Revealed in a new, far more informative, trailer, Emio is the first entry in the Famicom Detective Club series to be released in 30 years. The series saw two games released only for the Famicom Disk System in Japan in the late ‘80s, both of which were remade for the Switch in 2021. But Emio is a totally original game, the first in the series to launch on the Switch. Like the existing games in the series, Emio is a murder mystery visual novel where players take on the role of the members of the Utsugi Detective Club to solve a crime spree.
“Emio — The Smiling Man is the culmination of everything my most trusted colleagues and I have learned and the ideas we’ve accumulated from working on the previous games and their remakes,” Yoshio Sakamoto, the game’s producer and writer, says in the new trailer. “I’m confident in saying that this is the Famicom Detective Club series at its best.”
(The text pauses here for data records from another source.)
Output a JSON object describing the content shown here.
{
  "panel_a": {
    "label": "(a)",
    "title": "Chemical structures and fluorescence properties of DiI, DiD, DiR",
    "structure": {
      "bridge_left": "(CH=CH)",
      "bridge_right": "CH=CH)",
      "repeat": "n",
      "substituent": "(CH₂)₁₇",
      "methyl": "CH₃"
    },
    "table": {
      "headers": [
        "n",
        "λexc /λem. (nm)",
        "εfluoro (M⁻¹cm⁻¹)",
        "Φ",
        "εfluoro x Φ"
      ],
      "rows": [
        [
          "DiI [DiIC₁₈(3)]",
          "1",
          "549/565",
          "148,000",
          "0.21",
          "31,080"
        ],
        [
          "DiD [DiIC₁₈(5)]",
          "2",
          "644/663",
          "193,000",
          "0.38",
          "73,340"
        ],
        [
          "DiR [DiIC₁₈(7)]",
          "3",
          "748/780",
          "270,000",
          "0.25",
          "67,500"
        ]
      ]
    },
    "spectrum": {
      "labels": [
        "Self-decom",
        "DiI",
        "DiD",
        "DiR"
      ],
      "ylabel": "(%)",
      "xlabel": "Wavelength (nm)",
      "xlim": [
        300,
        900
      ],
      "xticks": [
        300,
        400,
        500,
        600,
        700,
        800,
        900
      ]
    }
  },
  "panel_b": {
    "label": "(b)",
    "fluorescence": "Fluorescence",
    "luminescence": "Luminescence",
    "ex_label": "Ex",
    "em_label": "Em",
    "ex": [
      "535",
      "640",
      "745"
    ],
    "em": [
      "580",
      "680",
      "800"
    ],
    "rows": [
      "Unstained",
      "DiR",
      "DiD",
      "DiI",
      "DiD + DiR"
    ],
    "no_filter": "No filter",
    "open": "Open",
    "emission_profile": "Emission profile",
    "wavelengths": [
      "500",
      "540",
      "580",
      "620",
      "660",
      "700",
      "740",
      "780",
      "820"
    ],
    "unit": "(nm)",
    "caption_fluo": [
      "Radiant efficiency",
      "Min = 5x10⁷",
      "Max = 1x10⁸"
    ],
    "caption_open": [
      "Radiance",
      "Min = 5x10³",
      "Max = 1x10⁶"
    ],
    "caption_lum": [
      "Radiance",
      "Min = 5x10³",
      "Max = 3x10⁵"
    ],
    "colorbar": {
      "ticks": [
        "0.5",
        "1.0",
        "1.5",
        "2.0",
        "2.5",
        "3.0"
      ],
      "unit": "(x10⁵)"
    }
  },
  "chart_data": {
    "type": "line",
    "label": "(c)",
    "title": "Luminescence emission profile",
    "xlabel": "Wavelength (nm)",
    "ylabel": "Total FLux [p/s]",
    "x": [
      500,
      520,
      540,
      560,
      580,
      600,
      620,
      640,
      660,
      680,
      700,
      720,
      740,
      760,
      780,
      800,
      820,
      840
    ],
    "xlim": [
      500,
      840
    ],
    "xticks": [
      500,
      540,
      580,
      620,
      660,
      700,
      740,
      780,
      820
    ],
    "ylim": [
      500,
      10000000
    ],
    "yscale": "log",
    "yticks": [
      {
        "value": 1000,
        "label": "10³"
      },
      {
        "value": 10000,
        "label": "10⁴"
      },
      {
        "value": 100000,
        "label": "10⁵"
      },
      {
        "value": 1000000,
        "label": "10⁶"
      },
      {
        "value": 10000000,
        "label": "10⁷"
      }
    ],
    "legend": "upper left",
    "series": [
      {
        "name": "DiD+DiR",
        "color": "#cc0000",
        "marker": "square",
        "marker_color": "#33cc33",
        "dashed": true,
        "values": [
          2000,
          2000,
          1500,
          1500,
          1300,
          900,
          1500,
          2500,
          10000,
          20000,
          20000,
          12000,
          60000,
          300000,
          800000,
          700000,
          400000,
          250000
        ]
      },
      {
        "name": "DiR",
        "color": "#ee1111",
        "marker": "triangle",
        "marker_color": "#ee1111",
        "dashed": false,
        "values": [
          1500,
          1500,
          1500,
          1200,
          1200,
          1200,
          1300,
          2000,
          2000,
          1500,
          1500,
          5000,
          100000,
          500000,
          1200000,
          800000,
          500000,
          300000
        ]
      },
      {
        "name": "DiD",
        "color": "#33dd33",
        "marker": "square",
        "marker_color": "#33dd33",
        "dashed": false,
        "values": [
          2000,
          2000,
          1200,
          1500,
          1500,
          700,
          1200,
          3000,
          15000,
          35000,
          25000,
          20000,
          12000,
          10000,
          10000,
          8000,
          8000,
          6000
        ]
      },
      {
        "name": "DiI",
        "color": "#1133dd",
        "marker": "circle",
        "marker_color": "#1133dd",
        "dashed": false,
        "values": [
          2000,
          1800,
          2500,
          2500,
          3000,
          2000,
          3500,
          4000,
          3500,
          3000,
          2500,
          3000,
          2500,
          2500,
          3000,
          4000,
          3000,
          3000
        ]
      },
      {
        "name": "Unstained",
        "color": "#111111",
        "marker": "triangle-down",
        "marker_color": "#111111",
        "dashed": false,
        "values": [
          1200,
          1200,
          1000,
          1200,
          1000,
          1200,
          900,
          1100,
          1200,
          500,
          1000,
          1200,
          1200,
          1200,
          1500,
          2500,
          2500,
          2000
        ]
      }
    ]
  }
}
Emio centers on an urban legend about a figure called The Smiling Man. In the urban legend — made up for the game — The Smiling Man shows up before crying girls and gives them a paper bag mask with a smiling face on it before executing them. When real people start turning up dead with the same paper bag mask, the Utsugi Detective Agency starts investigating.
Diving into ghost stories and urban legends is familiar ground for the series. Both previous Famicom Detective Club games, The Missing Heir and The Girl Who Stands Behind, mix more down-to-earth crime stories with supernatural occurrences. Still, it sounds like Nintendo is aiming to take more risks with Emio than it did with the earlier games in the series.
“The story’s ending may be divisive for some people,” Sakamato says. “I hope it will make players curious about experiencing it for themselves, and bring people from around the world together to discuss their thoughts and feelings on it for a long time to come.”
According to Sakamoto, the idea to bring a brand-new Famicom Detective Club entry to the Switch came after Nintendo remade the series’ original games. The game’s listing on Nintendo’s website reveals that the main character of the story is a new assistant private investigator, but The Missing Heir’s protagonist, Ayumi Tachibana, will also return as a playable character.
The 2021 Famicom Detective Club remakes were mostly well-received, though they did get some criticism for their old-school gameplay. The actual investigation system wasn’t changed much from the original releases, and reviewers said that the gameplay really showed its ago. On the other hand, the remakes’ art and writing got nearly universal praise. That could be a good sign for Emio, given that it sports the same art style as the recent remakes, along with Sakamoto as its writer. Nintendo hasn’t shown off gameplay in any detail, so the process of solving a mystery could be getting the overhaul it needs this time around.
We don’t have long to wait before Nintendo’s first horror project in ages sees the light of day.